I cautiously approached one of the shelves, and Manfred stepped out and grabbed me.

“Give me your gun,” he said.

My heart skipped a beat and went into terror tempo. Bang, bang, bang, bang, knocking against my rib cage.

“I don’t have a gun,” I said.

And then, without any help from my brain, my knee suddenly connected with Manfred’s gonads.

Manfred doubled over, and I hit him on the head with a bag of flour. He staggered forward a little, but he didn’t go down, so I hit him again. The bag broke, and flour went everywhere. I was momentarily blinded, but I reached back to the shelf, grabbed a gallon can of oil, and swung blind. I connected with something that got a grunt out of Manfred.
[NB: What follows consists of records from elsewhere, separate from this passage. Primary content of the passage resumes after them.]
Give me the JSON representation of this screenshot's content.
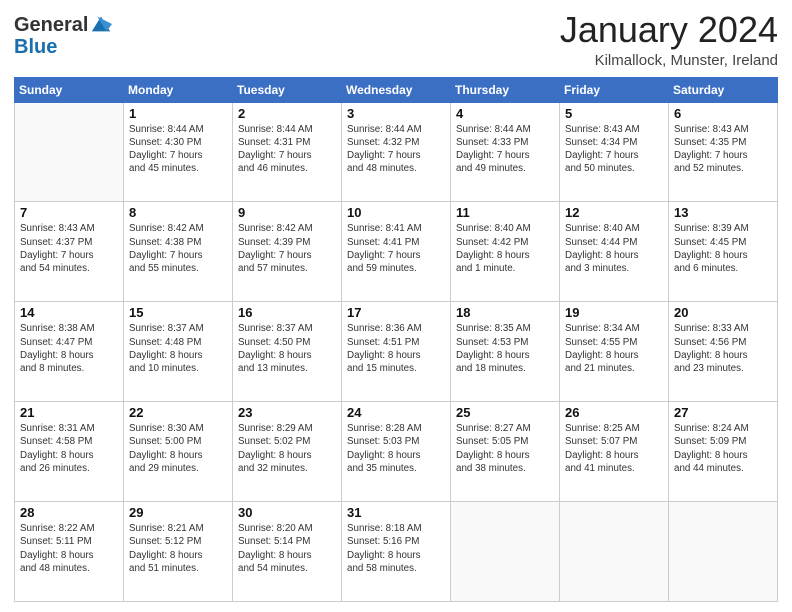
{
  "header": {
    "logo": {
      "line1": "General",
      "line2": "Blue"
    },
    "title": "January 2024",
    "location": "Kilmallock, Munster, Ireland"
  },
  "weekdays": [
    "Sunday",
    "Monday",
    "Tuesday",
    "Wednesday",
    "Thursday",
    "Friday",
    "Saturday"
  ],
  "weeks": [
    [
      {
        "day": "",
        "info": ""
      },
      {
        "day": "1",
        "info": "Sunrise: 8:44 AM\nSunset: 4:30 PM\nDaylight: 7 hours\nand 45 minutes."
      },
      {
        "day": "2",
        "info": "Sunrise: 8:44 AM\nSunset: 4:31 PM\nDaylight: 7 hours\nand 46 minutes."
      },
      {
        "day": "3",
        "info": "Sunrise: 8:44 AM\nSunset: 4:32 PM\nDaylight: 7 hours\nand 48 minutes."
      },
      {
        "day": "4",
        "info": "Sunrise: 8:44 AM\nSunset: 4:33 PM\nDaylight: 7 hours\nand 49 minutes."
      },
      {
        "day": "5",
        "info": "Sunrise: 8:43 AM\nSunset: 4:34 PM\nDaylight: 7 hours\nand 50 minutes."
      },
      {
        "day": "6",
        "info": "Sunrise: 8:43 AM\nSunset: 4:35 PM\nDaylight: 7 hours\nand 52 minutes."
      }
    ],
    [
      {
        "day": "7",
        "info": "Sunrise: 8:43 AM\nSunset: 4:37 PM\nDaylight: 7 hours\nand 54 minutes."
      },
      {
        "day": "8",
        "info": "Sunrise: 8:42 AM\nSunset: 4:38 PM\nDaylight: 7 hours\nand 55 minutes."
      },
      {
        "day": "9",
        "info": "Sunrise: 8:42 AM\nSunset: 4:39 PM\nDaylight: 7 hours\nand 57 minutes."
      },
      {
        "day": "10",
        "info": "Sunrise: 8:41 AM\nSunset: 4:41 PM\nDaylight: 7 hours\nand 59 minutes."
      },
      {
        "day": "11",
        "info": "Sunrise: 8:40 AM\nSunset: 4:42 PM\nDaylight: 8 hours\nand 1 minute."
      },
      {
        "day": "12",
        "info": "Sunrise: 8:40 AM\nSunset: 4:44 PM\nDaylight: 8 hours\nand 3 minutes."
      },
      {
        "day": "13",
        "info": "Sunrise: 8:39 AM\nSunset: 4:45 PM\nDaylight: 8 hours\nand 6 minutes."
      }
    ],
    [
      {
        "day": "14",
        "info": "Sunrise: 8:38 AM\nSunset: 4:47 PM\nDaylight: 8 hours\nand 8 minutes."
      },
      {
        "day": "15",
        "info": "Sunrise: 8:37 AM\nSunset: 4:48 PM\nDaylight: 8 hours\nand 10 minutes."
      },
      {
        "day": "16",
        "info": "Sunrise: 8:37 AM\nSunset: 4:50 PM\nDaylight: 8 hours\nand 13 minutes."
      },
      {
        "day": "17",
        "info": "Sunrise: 8:36 AM\nSunset: 4:51 PM\nDaylight: 8 hours\nand 15 minutes."
      },
      {
        "day": "18",
        "info": "Sunrise: 8:35 AM\nSunset: 4:53 PM\nDaylight: 8 hours\nand 18 minutes."
      },
      {
        "day": "19",
        "info": "Sunrise: 8:34 AM\nSunset: 4:55 PM\nDaylight: 8 hours\nand 21 minutes."
      },
      {
        "day": "20",
        "info": "Sunrise: 8:33 AM\nSunset: 4:56 PM\nDaylight: 8 hours\nand 23 minutes."
      }
    ],
    [
      {
        "day": "21",
        "info": "Sunrise: 8:31 AM\nSunset: 4:58 PM\nDaylight: 8 hours\nand 26 minutes."
      },
      {
        "day": "22",
        "info": "Sunrise: 8:30 AM\nSunset: 5:00 PM\nDaylight: 8 hours\nand 29 minutes."
      },
      {
        "day": "23",
        "info": "Sunrise: 8:29 AM\nSunset: 5:02 PM\nDaylight: 8 hours\nand 32 minutes."
      },
      {
        "day": "24",
        "info": "Sunrise: 8:28 AM\nSunset: 5:03 PM\nDaylight: 8 hours\nand 35 minutes."
      },
      {
        "day": "25",
        "info": "Sunrise: 8:27 AM\nSunset: 5:05 PM\nDaylight: 8 hours\nand 38 minutes."
      },
      {
        "day": "26",
        "info": "Sunrise: 8:25 AM\nSunset: 5:07 PM\nDaylight: 8 hours\nand 41 minutes."
      },
      {
        "day": "27",
        "info": "Sunrise: 8:24 AM\nSunset: 5:09 PM\nDaylight: 8 hours\nand 44 minutes."
      }
    ],
    [
      {
        "day": "28",
        "info": "Sunrise: 8:22 AM\nSunset: 5:11 PM\nDaylight: 8 hours\nand 48 minutes."
      },
      {
        "day": "29",
        "info": "Sunrise: 8:21 AM\nSunset: 5:12 PM\nDaylight: 8 hours\nand 51 minutes."
      },
      {
        "day": "30",
        "info": "Sunrise: 8:20 AM\nSunset: 5:14 PM\nDaylight: 8 hours\nand 54 minutes."
      },
      {
        "day": "31",
        "info": "Sunrise: 8:18 AM\nSunset: 5:16 PM\nDaylight: 8 hours\nand 58 minutes."
      },
      {
        "day": "",
        "info": ""
      },
      {
        "day": "",
        "info": ""
      },
      {
        "day": "",
        "info": ""
      }
    ]
  ]
}
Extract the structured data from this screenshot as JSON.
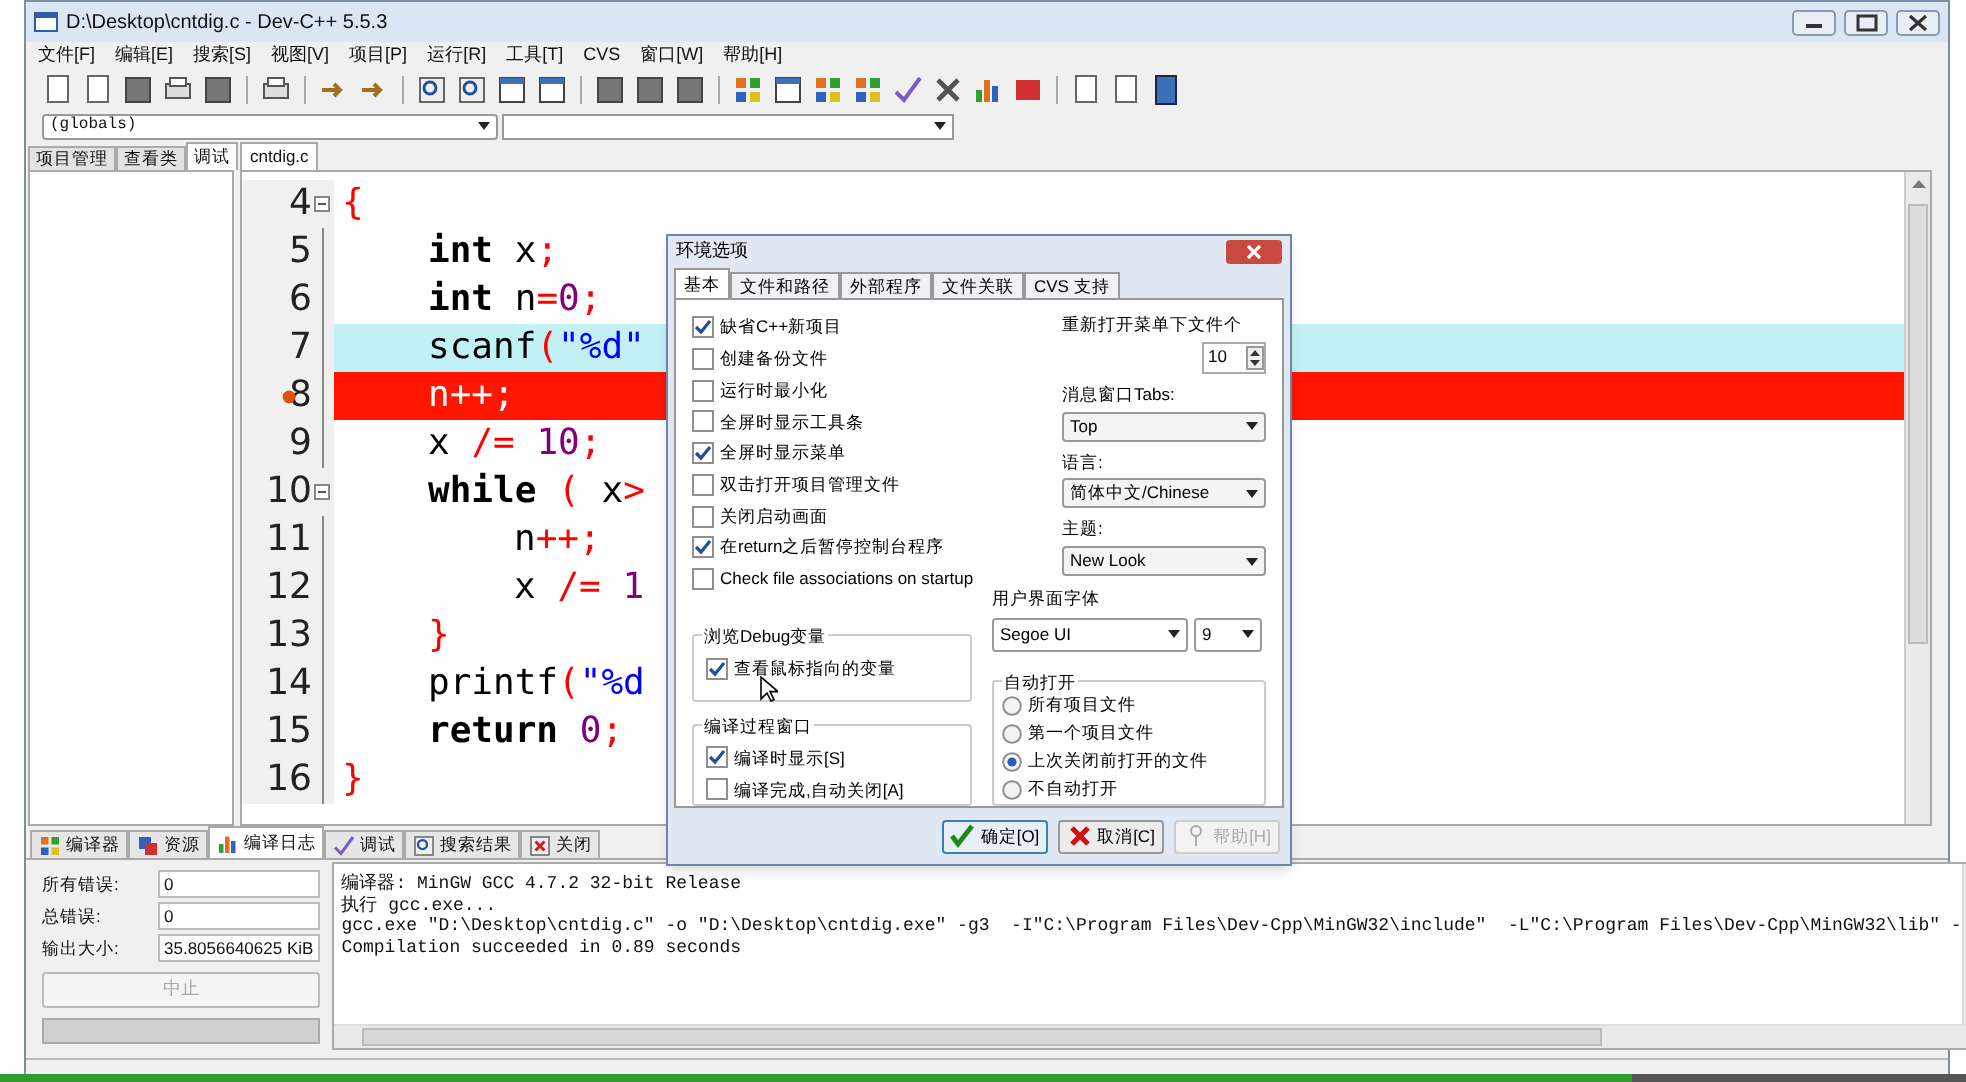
{
  "window": {
    "title": "D:\\Desktop\\cntdig.c - Dev-C++ 5.5.3"
  },
  "menu": [
    "文件[F]",
    "编辑[E]",
    "搜索[S]",
    "视图[V]",
    "项目[P]",
    "运行[R]",
    "工具[T]",
    "CVS",
    "窗口[W]",
    "帮助[H]"
  ],
  "scope_selector": {
    "value": "(globals)"
  },
  "left_tabs": [
    {
      "label": "项目管理",
      "selected": false
    },
    {
      "label": "查看类",
      "selected": false
    },
    {
      "label": "调试",
      "selected": true
    }
  ],
  "editor": {
    "tab": "cntdig.c",
    "lines": [
      {
        "number": "4",
        "fold": true,
        "tokens": [
          {
            "kind": "op",
            "text": "{"
          }
        ],
        "children": [
          {
            "number": "5",
            "tokens": [
              {
                "kind": "kw",
                "text": "int"
              },
              {
                "kind": "id",
                "text": " x"
              },
              {
                "kind": "op",
                "text": ";"
              }
            ]
          },
          {
            "number": "6",
            "tokens": [
              {
                "kind": "kw",
                "text": "int"
              },
              {
                "kind": "id",
                "text": " n"
              },
              {
                "kind": "op",
                "text": "="
              },
              {
                "kind": "num",
                "text": "0"
              },
              {
                "kind": "op",
                "text": ";"
              }
            ]
          },
          {
            "number": "7",
            "current": true,
            "tokens": [
              {
                "kind": "id",
                "text": "scanf"
              },
              {
                "kind": "op",
                "text": "("
              },
              {
                "kind": "str",
                "text": "\"%d\""
              }
            ]
          },
          {
            "number": "8",
            "breakpoint": true,
            "tokens": [
              {
                "kind": "id",
                "text": "n"
              },
              {
                "kind": "op",
                "text": "++;"
              }
            ]
          },
          {
            "number": "9",
            "tokens": [
              {
                "kind": "id",
                "text": "x "
              },
              {
                "kind": "op",
                "text": "/= "
              },
              {
                "kind": "num",
                "text": "10"
              },
              {
                "kind": "op",
                "text": ";"
              }
            ]
          },
          {
            "number": "10",
            "fold": true,
            "tokens": [
              {
                "kind": "kw",
                "text": "while"
              },
              {
                "kind": "op",
                "text": " ("
              },
              {
                "kind": "id",
                "text": " x"
              },
              {
                "kind": "op",
                "text": ">"
              }
            ],
            "children": [
              {
                "number": "11",
                "tokens": [
                  {
                    "kind": "id",
                    "text": "n"
                  },
                  {
                    "kind": "op",
                    "text": "++;"
                  }
                ]
              },
              {
                "number": "12",
                "tokens": [
                  {
                    "kind": "id",
                    "text": "x "
                  },
                  {
                    "kind": "op",
                    "text": "/= "
                  },
                  {
                    "kind": "num",
                    "text": "1"
                  }
                ]
              }
            ]
          },
          {
            "number": "13",
            "tokens": [
              {
                "kind": "op",
                "text": "}"
              }
            ]
          },
          {
            "number": "14",
            "tokens": [
              {
                "kind": "id",
                "text": "printf"
              },
              {
                "kind": "op",
                "text": "("
              },
              {
                "kind": "str",
                "text": "\"%d"
              }
            ]
          },
          {
            "number": "15",
            "tokens": [
              {
                "kind": "kw",
                "text": "return"
              },
              {
                "kind": "num",
                "text": " 0"
              },
              {
                "kind": "op",
                "text": ";"
              }
            ]
          }
        ]
      },
      {
        "number": "16",
        "tokens": [
          {
            "kind": "op",
            "text": "}"
          }
        ]
      }
    ]
  },
  "dialog": {
    "title": "环境选项",
    "tabs": [
      {
        "label": "基本",
        "selected": true
      },
      {
        "label": "文件和路径",
        "selected": false
      },
      {
        "label": "外部程序",
        "selected": false
      },
      {
        "label": "文件关联",
        "selected": false
      },
      {
        "label": "CVS 支持",
        "selected": false
      }
    ],
    "options": [
      {
        "label": "缺省C++新项目",
        "checked": true
      },
      {
        "label": "创建备份文件",
        "checked": false
      },
      {
        "label": "运行时最小化",
        "checked": false
      },
      {
        "label": "全屏时显示工具条",
        "checked": false
      },
      {
        "label": "全屏时显示菜单",
        "checked": true
      },
      {
        "label": "双击打开项目管理文件",
        "checked": false
      },
      {
        "label": "关闭启动画面",
        "checked": false
      },
      {
        "label": "在return之后暂停控制台程序",
        "checked": true
      },
      {
        "label": "Check file associations on startup",
        "checked": false
      }
    ],
    "reopen_count": {
      "label": "重新打开菜单下文件个",
      "value": "10"
    },
    "selects": [
      {
        "label": "消息窗口Tabs:",
        "value": "Top"
      },
      {
        "label": "语言:",
        "value": "简体中文/Chinese"
      },
      {
        "label": "主题:",
        "value": "New Look"
      }
    ],
    "ui_font": {
      "label": "用户界面字体",
      "font": "Segoe UI",
      "size": "9"
    },
    "debug_group": {
      "title": "浏览Debug变量",
      "options": [
        {
          "label": "查看鼠标指向的变量",
          "checked": true
        }
      ]
    },
    "compile_group": {
      "title": "编译过程窗口",
      "options": [
        {
          "label": "编译时显示[S]",
          "checked": true
        },
        {
          "label": "编译完成,自动关闭[A]",
          "checked": false
        }
      ]
    },
    "auto_open": {
      "title": "自动打开",
      "options": [
        {
          "label": "所有项目文件",
          "selected": false
        },
        {
          "label": "第一个项目文件",
          "selected": false
        },
        {
          "label": "上次关闭前打开的文件",
          "selected": true
        },
        {
          "label": "不自动打开",
          "selected": false
        }
      ]
    },
    "buttons": [
      {
        "label": "确定[O]",
        "kind": "ok",
        "disabled": false
      },
      {
        "label": "取消[C]",
        "kind": "cancel",
        "disabled": false
      },
      {
        "label": "帮助[H]",
        "kind": "help",
        "disabled": true
      }
    ]
  },
  "bottom_tabs": [
    {
      "label": "编译器",
      "kind": "grid",
      "selected": false
    },
    {
      "label": "资源",
      "kind": "stack",
      "selected": false
    },
    {
      "label": "编译日志",
      "kind": "chart",
      "selected": true
    },
    {
      "label": "调试",
      "kind": "check",
      "selected": false
    },
    {
      "label": "搜索结果",
      "kind": "search",
      "selected": false
    },
    {
      "label": "关闭",
      "kind": "close",
      "selected": false
    }
  ],
  "compile_stats": [
    {
      "label": "所有错误:",
      "value": "0"
    },
    {
      "label": "总错误:",
      "value": "0"
    },
    {
      "label": "输出大小:",
      "value": "35.8056640625 KiB"
    }
  ],
  "abort_button": {
    "label": "中止",
    "disabled": true
  },
  "compile_progress": {
    "level": 1
  },
  "log": [
    "编译器: MinGW GCC 4.7.2 32-bit Release",
    "执行 gcc.exe...",
    "gcc.exe \"D:\\Desktop\\cntdig.c\" -o \"D:\\Desktop\\cntdig.exe\" -g3  -I\"C:\\Program Files\\Dev-Cpp\\MinGW32\\include\"  -L\"C:\\Program Files\\Dev-Cpp\\MinGW32\\lib\" -",
    "Compilation succeeded in 0.89 seconds"
  ],
  "video_player": {
    "level": 0.83
  }
}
“Fuckin’ bitch,” Manfred said.

I hauled back to swing again, and Ranger lifted the can from my hand.

“I’m on it,” Ranger said, cuffing Manfred.

“Jail’s better than another three minutes with her,” Manfred said. “She’s a fuckin’ animal. I’m lucky if I can ever use my nuts again. Keep her away from me.”

“I didn’t see you come down the stairs,” I said to Ranger. “It was a whiteout.”